Once more he enlarges the door model. He looks
in vain for the dimensions for the exact positioning of the mirror.
He clicks on the button of the project management and the current
state of the ongoing project appears shortly. After an overview, he
chooses the plans for construction that he feels he is a responsible
party for. He is mainly involved with the improvement of an internal
3D component library, which can wait.
After a short discussion with the co-workers,
he answers the electronic letter from the system administrator.
Referring to the door model and the missing dimensions, he reports
that the order can be immediately placed and indicates a possible
release date.
The project Web page
Then, he launches a new project Web page for
the exterior mirror in which he embeds the short exchange of letters
together with the existing model data.
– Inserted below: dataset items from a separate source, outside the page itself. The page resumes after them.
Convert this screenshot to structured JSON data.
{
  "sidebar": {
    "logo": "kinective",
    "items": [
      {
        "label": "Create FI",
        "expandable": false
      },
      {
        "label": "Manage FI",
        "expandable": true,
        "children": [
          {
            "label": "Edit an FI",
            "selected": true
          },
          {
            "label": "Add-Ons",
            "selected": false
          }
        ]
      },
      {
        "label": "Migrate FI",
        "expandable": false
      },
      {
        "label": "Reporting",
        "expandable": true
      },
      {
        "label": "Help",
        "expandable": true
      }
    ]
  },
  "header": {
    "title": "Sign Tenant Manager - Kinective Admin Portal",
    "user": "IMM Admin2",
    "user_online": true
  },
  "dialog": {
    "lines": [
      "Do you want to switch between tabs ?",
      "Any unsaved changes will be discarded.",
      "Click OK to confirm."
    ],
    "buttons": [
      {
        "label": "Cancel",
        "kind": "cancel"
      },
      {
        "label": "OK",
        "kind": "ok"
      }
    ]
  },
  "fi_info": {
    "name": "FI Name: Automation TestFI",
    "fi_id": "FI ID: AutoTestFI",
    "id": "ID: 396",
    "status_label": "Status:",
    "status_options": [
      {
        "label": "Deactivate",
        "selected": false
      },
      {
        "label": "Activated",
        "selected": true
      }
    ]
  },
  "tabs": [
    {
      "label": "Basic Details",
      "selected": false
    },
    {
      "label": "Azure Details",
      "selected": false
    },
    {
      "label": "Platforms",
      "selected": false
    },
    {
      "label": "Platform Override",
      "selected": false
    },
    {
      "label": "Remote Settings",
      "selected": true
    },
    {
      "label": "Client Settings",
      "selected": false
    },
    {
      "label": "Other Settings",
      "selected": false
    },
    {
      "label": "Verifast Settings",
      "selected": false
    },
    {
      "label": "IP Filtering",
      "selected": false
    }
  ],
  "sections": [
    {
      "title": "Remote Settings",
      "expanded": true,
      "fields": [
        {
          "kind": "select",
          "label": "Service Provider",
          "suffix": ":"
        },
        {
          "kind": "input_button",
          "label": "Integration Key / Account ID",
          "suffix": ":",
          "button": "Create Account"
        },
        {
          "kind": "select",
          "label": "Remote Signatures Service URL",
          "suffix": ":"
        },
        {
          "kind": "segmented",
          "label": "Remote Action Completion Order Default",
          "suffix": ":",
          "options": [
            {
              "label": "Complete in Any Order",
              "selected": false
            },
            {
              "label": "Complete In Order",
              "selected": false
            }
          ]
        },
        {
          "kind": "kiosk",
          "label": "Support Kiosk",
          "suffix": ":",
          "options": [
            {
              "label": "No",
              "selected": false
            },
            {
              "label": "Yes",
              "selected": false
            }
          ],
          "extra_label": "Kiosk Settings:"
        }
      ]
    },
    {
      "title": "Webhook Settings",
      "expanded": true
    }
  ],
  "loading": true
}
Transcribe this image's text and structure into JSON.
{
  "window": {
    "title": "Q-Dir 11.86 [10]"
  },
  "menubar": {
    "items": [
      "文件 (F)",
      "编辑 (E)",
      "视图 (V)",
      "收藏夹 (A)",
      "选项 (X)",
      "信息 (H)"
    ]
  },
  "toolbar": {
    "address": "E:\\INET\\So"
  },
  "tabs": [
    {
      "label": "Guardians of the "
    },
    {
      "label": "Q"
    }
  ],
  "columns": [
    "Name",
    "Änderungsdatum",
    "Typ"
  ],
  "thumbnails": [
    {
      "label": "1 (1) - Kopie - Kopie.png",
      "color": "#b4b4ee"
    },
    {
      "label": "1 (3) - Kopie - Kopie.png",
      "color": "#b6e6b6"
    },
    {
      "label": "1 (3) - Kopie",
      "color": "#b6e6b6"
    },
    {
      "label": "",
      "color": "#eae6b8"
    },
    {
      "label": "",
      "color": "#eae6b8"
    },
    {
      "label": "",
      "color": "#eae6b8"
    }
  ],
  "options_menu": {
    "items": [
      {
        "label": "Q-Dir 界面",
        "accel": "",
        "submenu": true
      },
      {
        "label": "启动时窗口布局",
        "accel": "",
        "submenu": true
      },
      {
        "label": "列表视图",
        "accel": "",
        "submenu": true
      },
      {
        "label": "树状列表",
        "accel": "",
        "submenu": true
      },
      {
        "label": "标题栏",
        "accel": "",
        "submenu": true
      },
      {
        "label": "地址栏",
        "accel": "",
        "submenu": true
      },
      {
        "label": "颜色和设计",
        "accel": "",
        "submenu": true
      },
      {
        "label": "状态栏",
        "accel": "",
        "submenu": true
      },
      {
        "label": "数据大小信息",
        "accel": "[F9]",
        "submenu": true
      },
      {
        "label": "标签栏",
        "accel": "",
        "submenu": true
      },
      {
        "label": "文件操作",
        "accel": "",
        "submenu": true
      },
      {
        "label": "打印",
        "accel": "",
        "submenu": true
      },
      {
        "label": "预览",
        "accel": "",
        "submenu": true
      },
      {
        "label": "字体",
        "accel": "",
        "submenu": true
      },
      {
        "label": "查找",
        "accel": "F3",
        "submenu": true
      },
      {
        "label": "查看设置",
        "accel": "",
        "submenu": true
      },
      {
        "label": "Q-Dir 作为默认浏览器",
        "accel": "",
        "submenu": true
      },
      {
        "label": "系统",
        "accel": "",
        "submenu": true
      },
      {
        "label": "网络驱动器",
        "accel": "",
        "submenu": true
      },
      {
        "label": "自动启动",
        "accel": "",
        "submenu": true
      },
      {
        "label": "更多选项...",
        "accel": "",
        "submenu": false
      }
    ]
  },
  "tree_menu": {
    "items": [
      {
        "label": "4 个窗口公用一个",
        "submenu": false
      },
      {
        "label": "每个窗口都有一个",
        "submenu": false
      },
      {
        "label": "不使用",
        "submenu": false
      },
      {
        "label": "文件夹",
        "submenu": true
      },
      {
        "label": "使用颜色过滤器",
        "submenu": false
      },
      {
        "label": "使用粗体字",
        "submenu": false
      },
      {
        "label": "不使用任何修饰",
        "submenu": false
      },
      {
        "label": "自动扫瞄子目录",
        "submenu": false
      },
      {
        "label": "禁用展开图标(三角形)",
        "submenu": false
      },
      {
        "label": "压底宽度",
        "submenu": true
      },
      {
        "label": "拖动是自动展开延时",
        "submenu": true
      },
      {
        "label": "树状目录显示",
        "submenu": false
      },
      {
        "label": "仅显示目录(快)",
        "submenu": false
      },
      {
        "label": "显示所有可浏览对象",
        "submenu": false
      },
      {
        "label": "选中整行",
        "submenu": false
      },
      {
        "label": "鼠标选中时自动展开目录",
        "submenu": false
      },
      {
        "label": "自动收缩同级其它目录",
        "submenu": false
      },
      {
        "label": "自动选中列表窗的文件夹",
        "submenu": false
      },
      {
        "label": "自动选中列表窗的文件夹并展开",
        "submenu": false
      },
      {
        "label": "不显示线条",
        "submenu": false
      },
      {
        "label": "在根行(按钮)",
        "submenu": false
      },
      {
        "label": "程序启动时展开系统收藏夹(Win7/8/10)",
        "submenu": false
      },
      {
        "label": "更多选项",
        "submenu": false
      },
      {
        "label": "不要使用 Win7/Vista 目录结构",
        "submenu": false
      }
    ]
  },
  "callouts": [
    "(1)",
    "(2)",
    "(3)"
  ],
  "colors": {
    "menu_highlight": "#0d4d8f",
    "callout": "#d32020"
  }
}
He adds the envisioned
deadline and responsibilities into the integrated project plan and
sends a short note to h s co-workers who inform him of the new web
page.
All applications used for the initiation of
the project are based on Java, his screen is hooked to a network
computer which runs on aJava chip and neither a hard disk, nor a
CD-ROM or diskette drive is needed. None of the applications is
installed at his workstation.
Construction
The construction specialist first looks at –
on the monitor of her Unix Workstation – the existing models that
have been updated in the meantime by the employer with the data
still missing. Then she closes all windows up to the design model of
the mirror. This one takes up the entire screen.
She looks for the truck mirrors developed to
this point in the graphic component library using a Browser, and
selects the exterior mirror for limousines. She scrolls through the
minimized pictures of the mirror slowly. When she sees an
interesting type for the new product, she goes to the picture with
the cursor. Next to the icon is a small table with textual
information as well as a graphic chart giving the components of the
overall assembly.
After she has chosen an appropriate version,
she starts – just now – the client of the CAD system installed
on the engineering server by double clicking on the displayed
components. A new, transparent window opens over the design model
and the window is enlarged to normal size.
After deleting the compartment, she clicks on
a menu button for the arrangement of the windows. A new menu gives
her – also using graphic symbols – the choice of a two-window
split. In one, she sees the design model of the automobile
manufacturer, in the other she sees the components of his library.